Where once local communities, religious centers and later, perfumers, were the primary users of the raw frankincense resin, the recent booming essential oil and aromatherapy industries and the growth of the boswellic acid market have created significant pressure on the main commercial species. The increased research into the bioactivity and the medicinal and aromatic uses of the different chemical compounds of various Boswellia species has sparked a keen interest and opened the doors for a much deeper understanding of the invaluable gifts of frankincense. With thousands of new customers demanding more from fewer trees, both trees and harvesters face a multiplicity of challenges. These include low prices at source, climate and land use changes, insecurity, fragmented governance, human and livestock encroachment, as well as the need for firewood and basic income.
Thankfully, increasing awareness of the looming threats is now prompting many stakeholders to urgently engage. Many are looking for creative ways to grow more trees, collaborate differently and to find out how to stop the destruction of the existing trees and support the communities to maintain healthy vibrant Boswellia habitats.

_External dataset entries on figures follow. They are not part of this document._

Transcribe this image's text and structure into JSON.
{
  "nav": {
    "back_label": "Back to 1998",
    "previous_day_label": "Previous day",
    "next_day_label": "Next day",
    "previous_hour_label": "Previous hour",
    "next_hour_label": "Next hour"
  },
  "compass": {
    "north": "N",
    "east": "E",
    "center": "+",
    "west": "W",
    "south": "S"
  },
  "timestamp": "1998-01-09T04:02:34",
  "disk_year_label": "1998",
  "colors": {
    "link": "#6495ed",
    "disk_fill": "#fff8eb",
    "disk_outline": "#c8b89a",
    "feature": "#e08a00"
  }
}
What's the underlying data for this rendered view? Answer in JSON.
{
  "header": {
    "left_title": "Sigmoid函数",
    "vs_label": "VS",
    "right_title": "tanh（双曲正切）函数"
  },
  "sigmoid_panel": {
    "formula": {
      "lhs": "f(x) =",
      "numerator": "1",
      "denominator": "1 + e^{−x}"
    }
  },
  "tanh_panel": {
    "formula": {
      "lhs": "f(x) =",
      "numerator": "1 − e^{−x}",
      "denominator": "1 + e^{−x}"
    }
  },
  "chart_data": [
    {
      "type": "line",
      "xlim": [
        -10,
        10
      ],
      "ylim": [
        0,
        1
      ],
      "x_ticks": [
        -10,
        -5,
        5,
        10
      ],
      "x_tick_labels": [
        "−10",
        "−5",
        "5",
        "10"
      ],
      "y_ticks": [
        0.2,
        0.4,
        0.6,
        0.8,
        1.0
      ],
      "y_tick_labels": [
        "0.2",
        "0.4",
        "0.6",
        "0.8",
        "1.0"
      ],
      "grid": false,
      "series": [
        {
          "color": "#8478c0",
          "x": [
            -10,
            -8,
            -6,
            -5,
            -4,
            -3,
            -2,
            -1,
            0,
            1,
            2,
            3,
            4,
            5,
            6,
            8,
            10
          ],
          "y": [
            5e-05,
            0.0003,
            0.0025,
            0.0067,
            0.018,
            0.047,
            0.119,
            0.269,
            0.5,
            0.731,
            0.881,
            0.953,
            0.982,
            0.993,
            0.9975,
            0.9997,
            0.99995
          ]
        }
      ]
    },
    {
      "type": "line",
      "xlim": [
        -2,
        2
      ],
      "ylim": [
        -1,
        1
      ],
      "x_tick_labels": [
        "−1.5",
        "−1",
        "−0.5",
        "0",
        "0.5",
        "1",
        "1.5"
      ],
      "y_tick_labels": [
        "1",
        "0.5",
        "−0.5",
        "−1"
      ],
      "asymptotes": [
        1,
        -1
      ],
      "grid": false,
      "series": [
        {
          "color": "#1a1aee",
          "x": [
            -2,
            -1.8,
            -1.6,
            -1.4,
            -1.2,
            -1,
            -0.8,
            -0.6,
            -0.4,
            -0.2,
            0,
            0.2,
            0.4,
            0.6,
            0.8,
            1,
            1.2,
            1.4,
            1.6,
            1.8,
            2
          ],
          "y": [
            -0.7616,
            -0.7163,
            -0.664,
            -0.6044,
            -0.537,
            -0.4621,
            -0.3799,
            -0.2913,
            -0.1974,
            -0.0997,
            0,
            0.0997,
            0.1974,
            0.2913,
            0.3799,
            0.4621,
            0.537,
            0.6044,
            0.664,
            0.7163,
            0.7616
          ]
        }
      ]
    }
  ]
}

Sustainability of Boswellia
Sometimes when retailers speak of sustainability, they expect the impossible of being able to continually increase resin volumes to make higher profit margins from a threatened, and in some areas, dying resource, while also attempting to increase the well-being of the local owners and collectors whose livelihoods have depended on frankincense income for generations. If they are not actively and directly engaged in ensuring equivalent tree replacement, building community capacity at source or finding alternative solutions to limit or meet their growing frankincense demand, then traders and retailers cannot continue to use the word “sustainable” as it then becomes a dangerous “whitewashing” to falsely assuage consumers’ justified concerns.